After keeping chickens for a while and spending time with them, I think you will realize that there is a great deal that people can learn from watching a flock grow old together. I’ve been feeling so saddened lately with all that I am hearing, watching, and reading about in the world. Sometime I begin to wonder if there is any decency left in this human race that I am apart of. No longer are heinous events limited to those of a certain age, area, or group. They are melting across all parameters of our existence. It’s these times when I try to take time to unplug and remember the simple joys and happiness that surround me. To me, happiness is a flock of chickens.
The chickens help to keep us grounded. Taking a walk out to the coop is a wonderful way to notice the little things.
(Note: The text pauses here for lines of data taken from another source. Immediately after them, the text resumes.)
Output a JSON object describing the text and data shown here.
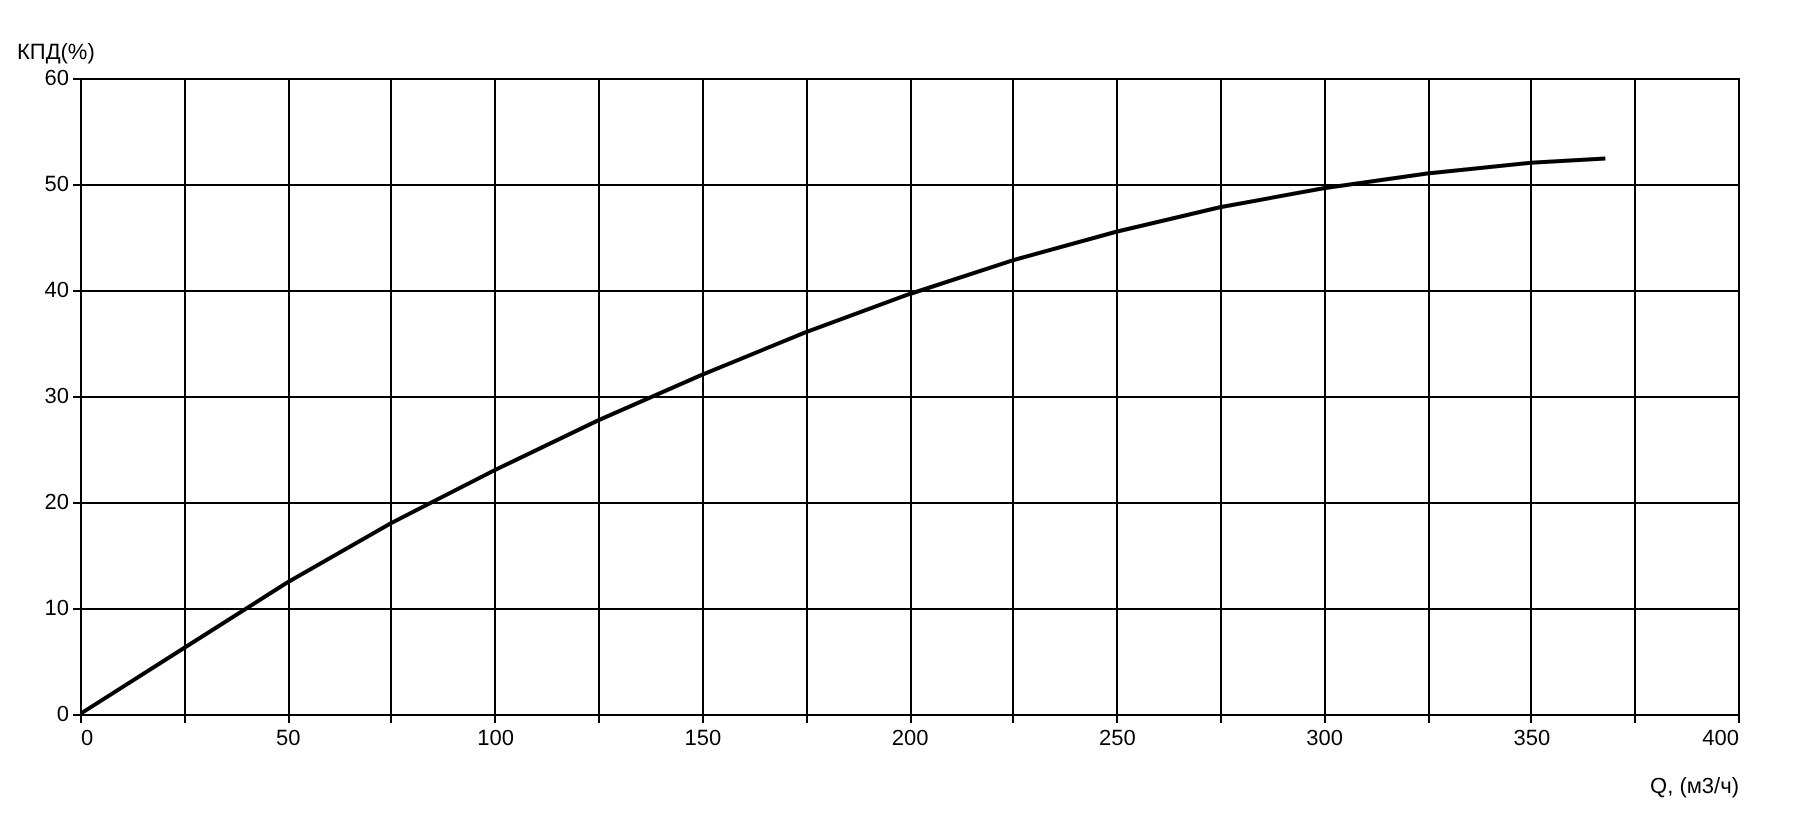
{
  "chart_data": {
    "type": "line",
    "xlabel": "Q, (м3/ч)",
    "ylabel": "КПД(%)",
    "x": [
      0,
      25,
      50,
      75,
      100,
      125,
      150,
      175,
      200,
      225,
      250,
      275,
      300,
      325,
      350,
      368
    ],
    "series": [
      {
        "color": "#000000",
        "values": [
          0,
          6.2,
          12.4,
          18,
          23,
          27.7,
          32,
          36,
          39.6,
          42.8,
          45.5,
          47.8,
          49.6,
          51,
          52,
          52.4
        ]
      }
    ],
    "xlim": [
      0,
      400
    ],
    "ylim": [
      0,
      60
    ],
    "xticks": [
      0,
      {
        "value": 25,
        "label": null
      },
      50,
      {
        "value": 75,
        "label": null
      },
      100,
      {
        "value": 125,
        "label": null
      },
      150,
      {
        "value": 175,
        "label": null
      },
      200,
      {
        "value": 225,
        "label": null
      },
      250,
      {
        "value": 275,
        "label": null
      },
      300,
      {
        "value": 325,
        "label": null
      },
      350,
      {
        "value": 375,
        "label": null
      },
      400
    ],
    "yticks": [
      0,
      10,
      20,
      30,
      40,
      50,
      60
    ],
    "grid": true,
    "legend": false,
    "marker": "none",
    "line_style": "solid"
  }
}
One the way to the coop this morning, I swear I could smell spring in the air. That little bit of “electricity” with each breath I took. The song birds have also changed their tunes. They are those that are familiar to me with the arrival of spring. Perhaps they are mating or courting songs, I can’t help but smile at their jolliness!
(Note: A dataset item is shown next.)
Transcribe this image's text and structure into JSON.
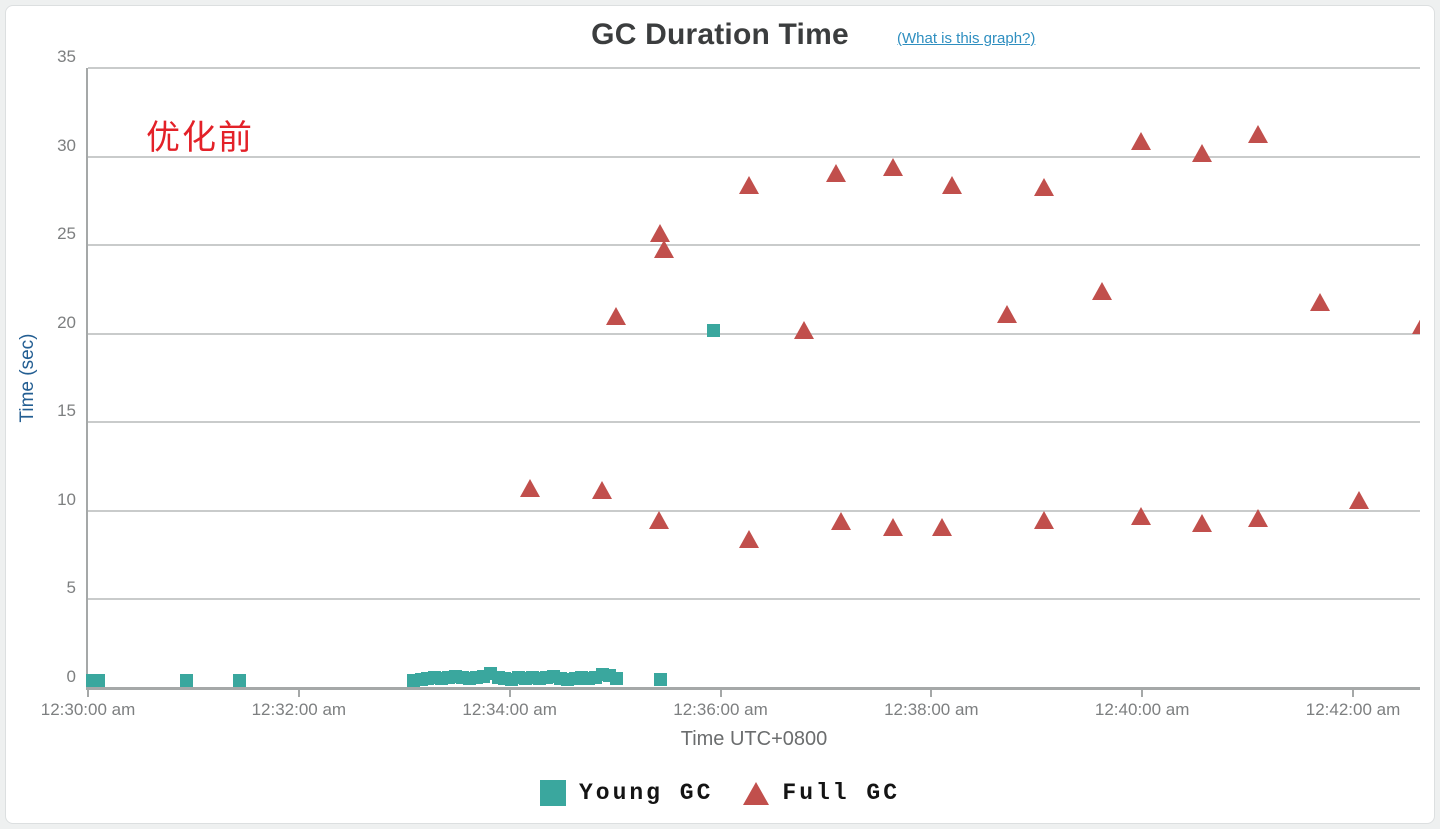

As I arrive at the coop, everyone is talking to me. “Good morning!” “Let us out!” “What’s taking you so long?” There they are prancing about back and forth waddling and jockeying themselves into the best position at the pop door. As I lean down to open the wee door, one of them squeezes past Sometimes two at a time go through that tiny little opening no more than 12 inches wide. Like popcorn popping, through the door they go, out and about to greet the day and the world with a lust for life.
Their days are simple. Their needs are low. Their demands are non-existent. They sometimes agree to disagree. Sometimes they avoid one another and other times they take a dust bath together. They fight but always make up before bed. They have their differences. They have their own thoughts sometimes. Yet they are different.
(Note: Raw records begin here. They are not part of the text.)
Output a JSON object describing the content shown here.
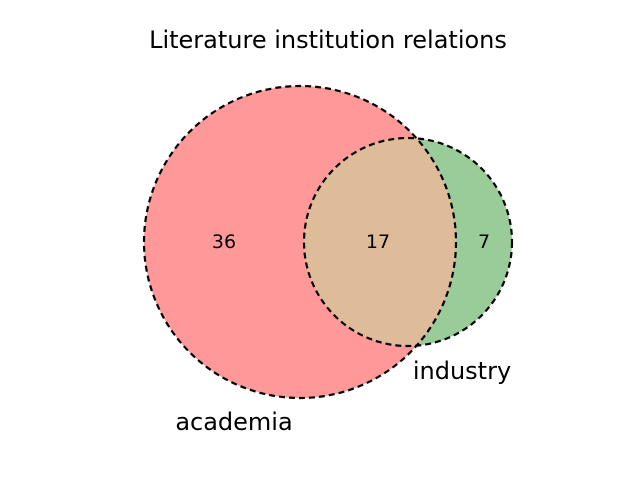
{
  "title": "Literature institution relations",
  "chart_data": {
    "type": "venn",
    "title": "Literature institution relations",
    "sets": [
      {
        "name": "academia",
        "only_count": "36",
        "color": "#ff9999"
      },
      {
        "name": "industry",
        "only_count": "7",
        "color": "#99cc99"
      }
    ],
    "intersection": {
      "count": "17",
      "color": "#dfbc99"
    },
    "outline": {
      "color": "#000000",
      "style": "dashed"
    }
  }
}
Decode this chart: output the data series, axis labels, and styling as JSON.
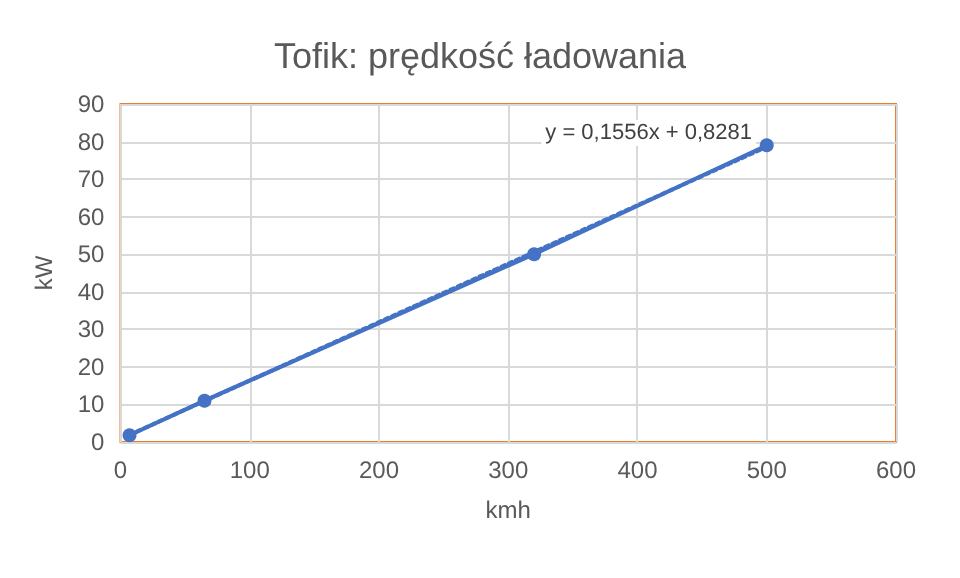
{
  "chart_data": {
    "type": "line",
    "title": "Tofik: prędkość ładowania",
    "xlabel": "kmh",
    "ylabel": "kW",
    "xlim": [
      0,
      600
    ],
    "xticks": [
      0,
      100,
      200,
      300,
      400,
      500,
      600
    ],
    "ylim": [
      0,
      90
    ],
    "yticks": [
      0,
      10,
      20,
      30,
      40,
      50,
      60,
      70,
      80,
      90
    ],
    "grid": true,
    "line_style": "solid",
    "series": [
      {
        "color": "#4472c4",
        "x": [
          7,
          65,
          320,
          500
        ],
        "values": [
          1.8,
          11,
          50,
          79
        ],
        "marker": "circle"
      },
      {
        "type": "line",
        "color": "#4472c4",
        "x": [
          7,
          500
        ],
        "values": [
          1.9,
          78.6
        ],
        "line_style": "dotted"
      }
    ],
    "annotations": [
      "y = 0,1556x + 0,8281"
    ]
  }
}
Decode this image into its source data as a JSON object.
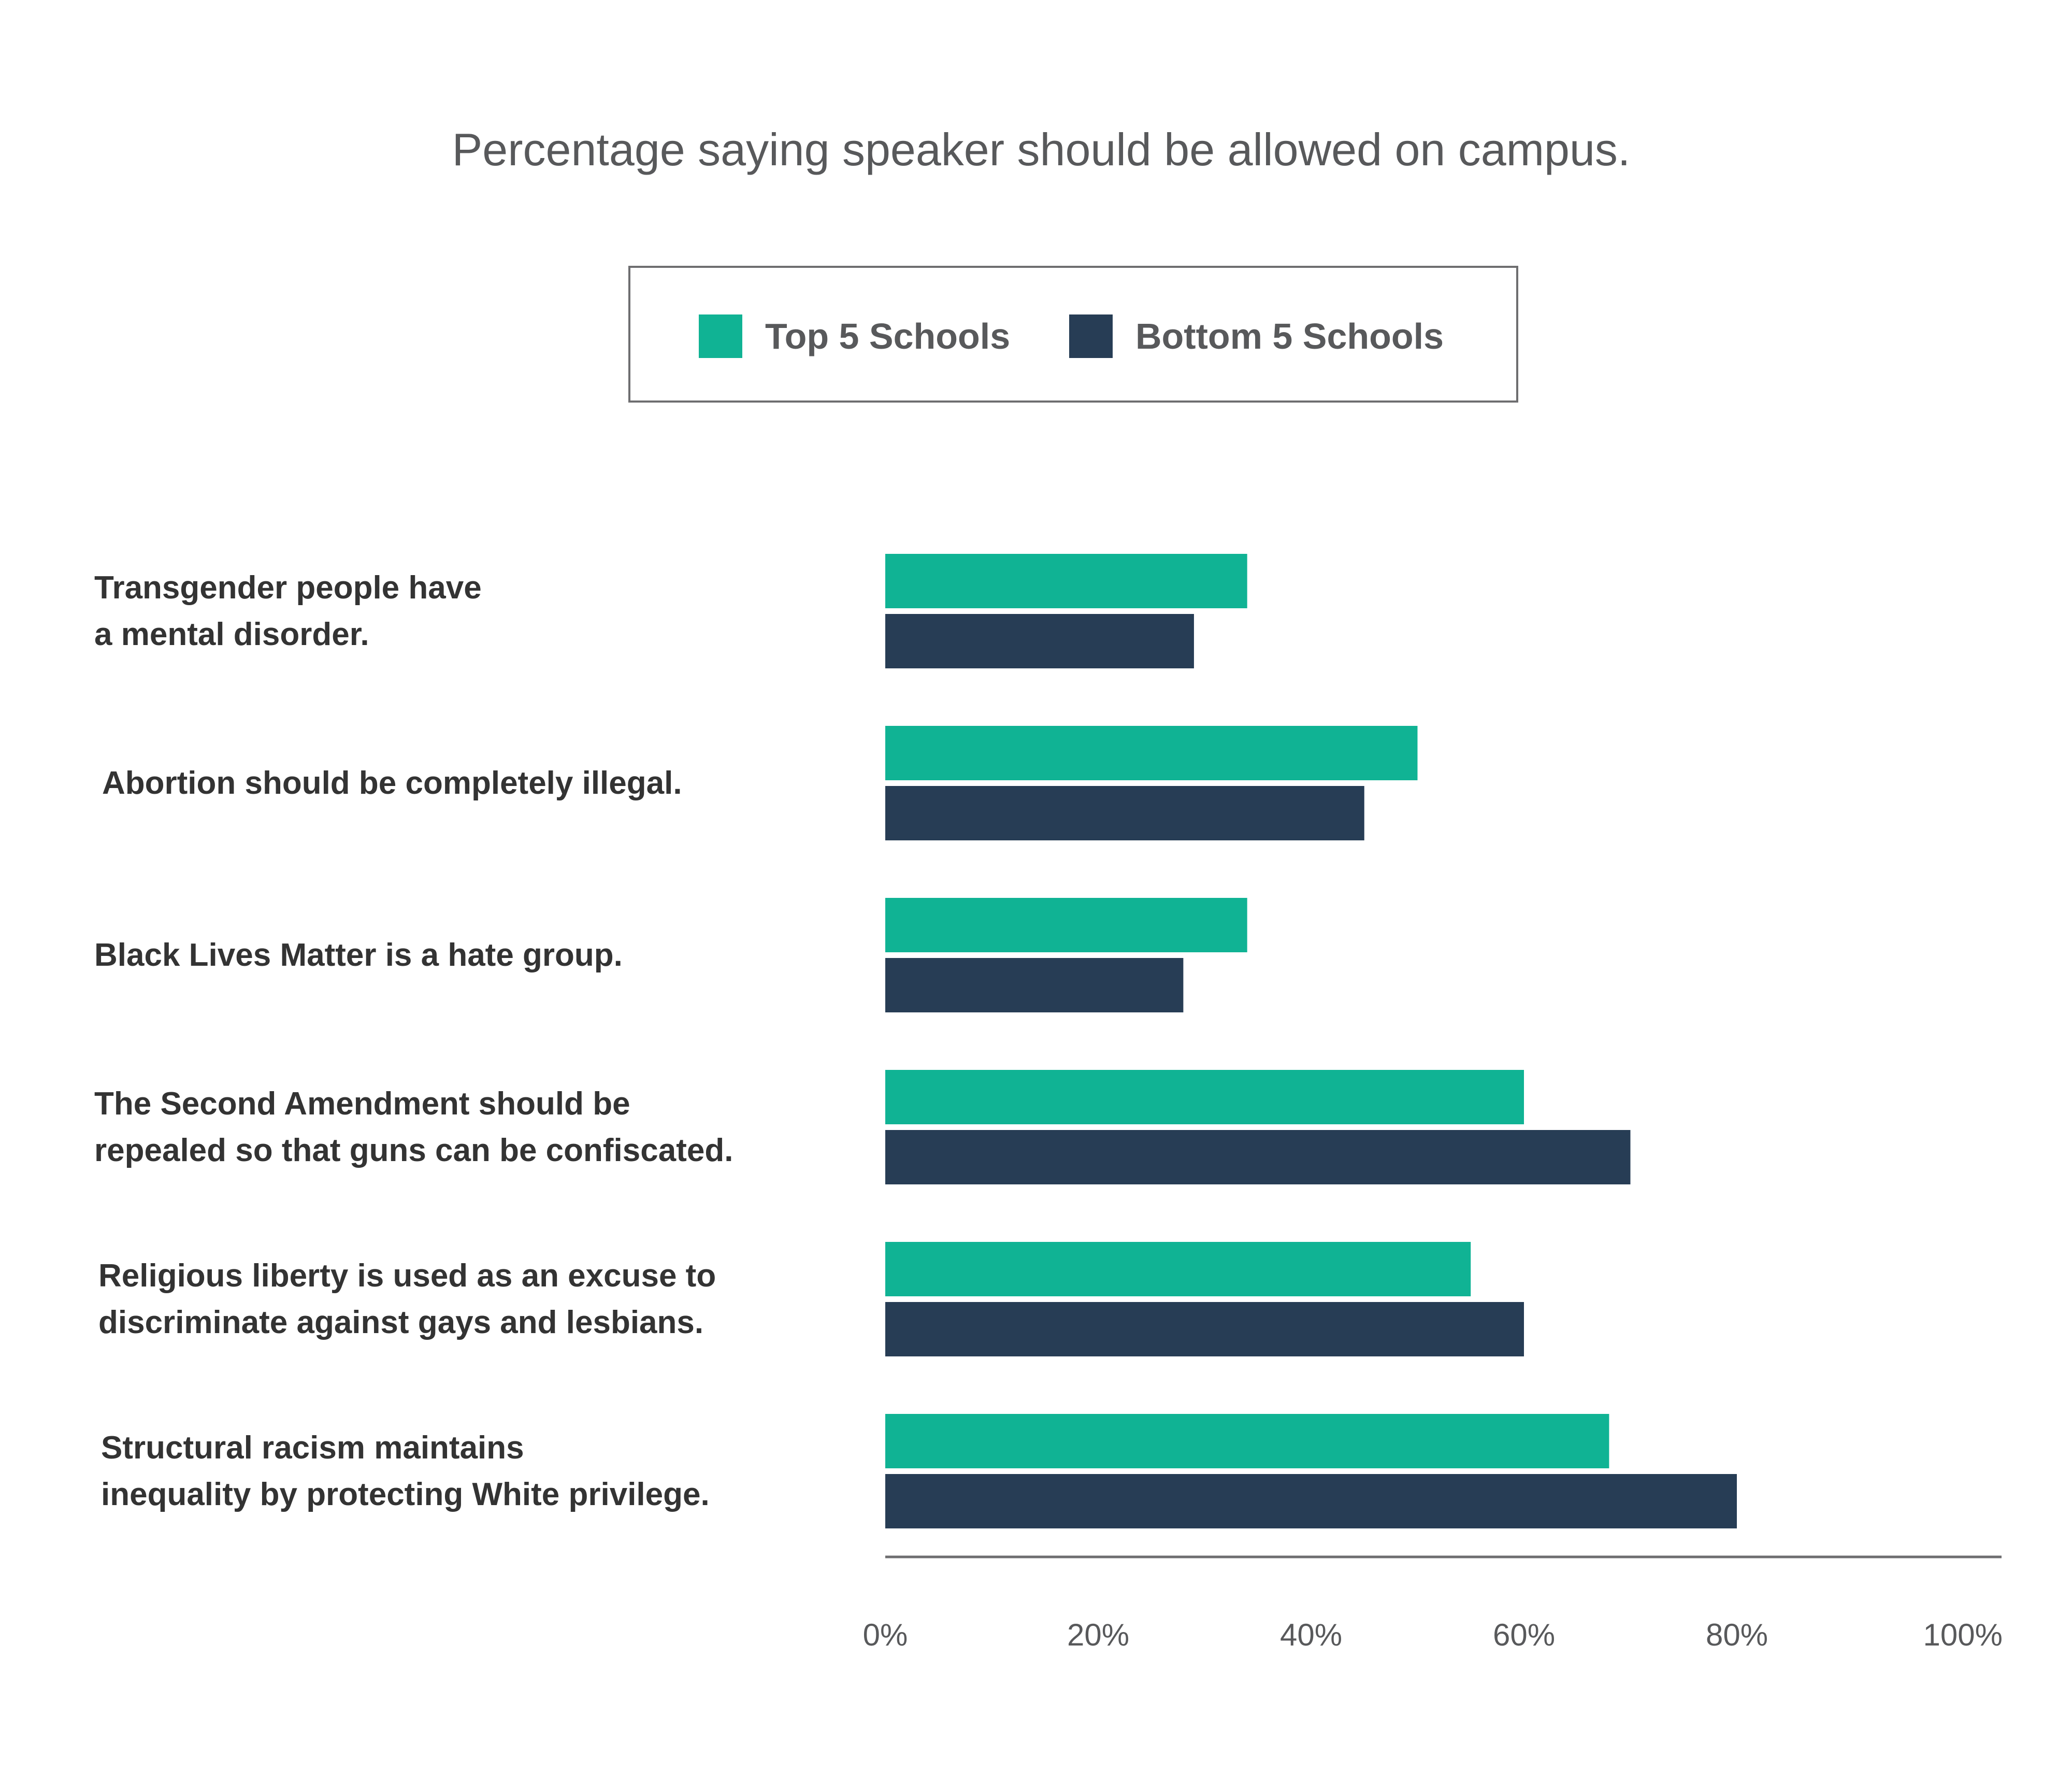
{
  "colors": {
    "top": "#10b394",
    "bottom": "#273d55",
    "axis": "#6e6e70",
    "title": "#58595b",
    "label": "#333333"
  },
  "chart_data": {
    "type": "bar",
    "orientation": "horizontal",
    "title": "Percentage saying speaker should be allowed on campus.",
    "xlabel": "",
    "ylabel": "",
    "xlim": [
      0,
      100
    ],
    "grid": false,
    "legend_placement": "top-center",
    "legend": [
      "Top 5 Schools",
      "Bottom 5 Schools"
    ],
    "categories": [
      [
        "Transgender people have",
        "a mental disorder."
      ],
      [
        "Abortion should be completely illegal."
      ],
      [
        "Black Lives Matter is a hate group."
      ],
      [
        "The Second Amendment should be",
        "repealed so that guns can be confiscated."
      ],
      [
        "Religious liberty is used as an excuse to",
        "discriminate against gays and lesbians."
      ],
      [
        "Structural racism maintains",
        "inequality by protecting White privilege."
      ]
    ],
    "series": [
      {
        "name": "Top 5 Schools",
        "values": [
          34,
          50,
          34,
          60,
          55,
          68
        ]
      },
      {
        "name": "Bottom 5 Schools",
        "values": [
          29,
          45,
          28,
          70,
          60,
          80
        ]
      }
    ],
    "x_ticks": [
      "0%",
      "20%",
      "40%",
      "60%",
      "80%",
      "100%"
    ],
    "x_tick_values": [
      0,
      20,
      40,
      60,
      80,
      100
    ]
  }
}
They can agree to disagree. They do not intentionally tease or try to provoke others. They realize that they need one another for the good of the flock.Their needs are simple and easily met. They are happy with having “enough”. Sometimes,they don’t find it necessary to cross to the other side of the road. They know when to keep to themselves. They respect one another and their places in the pecking order.
Sometimes it does seem possible that chickens are smarter than people. I’ve had lots of people write in to tell me that they’d rather spend time with their flocks than people. You know, sometimes, I have to agree. Sometimes, it’s good to feel like you belong to the flock. No one is there to judge. Unless of course, you come out with a handful of meal worms or scratch. Then somehow you automatically reach super chicken stardom status.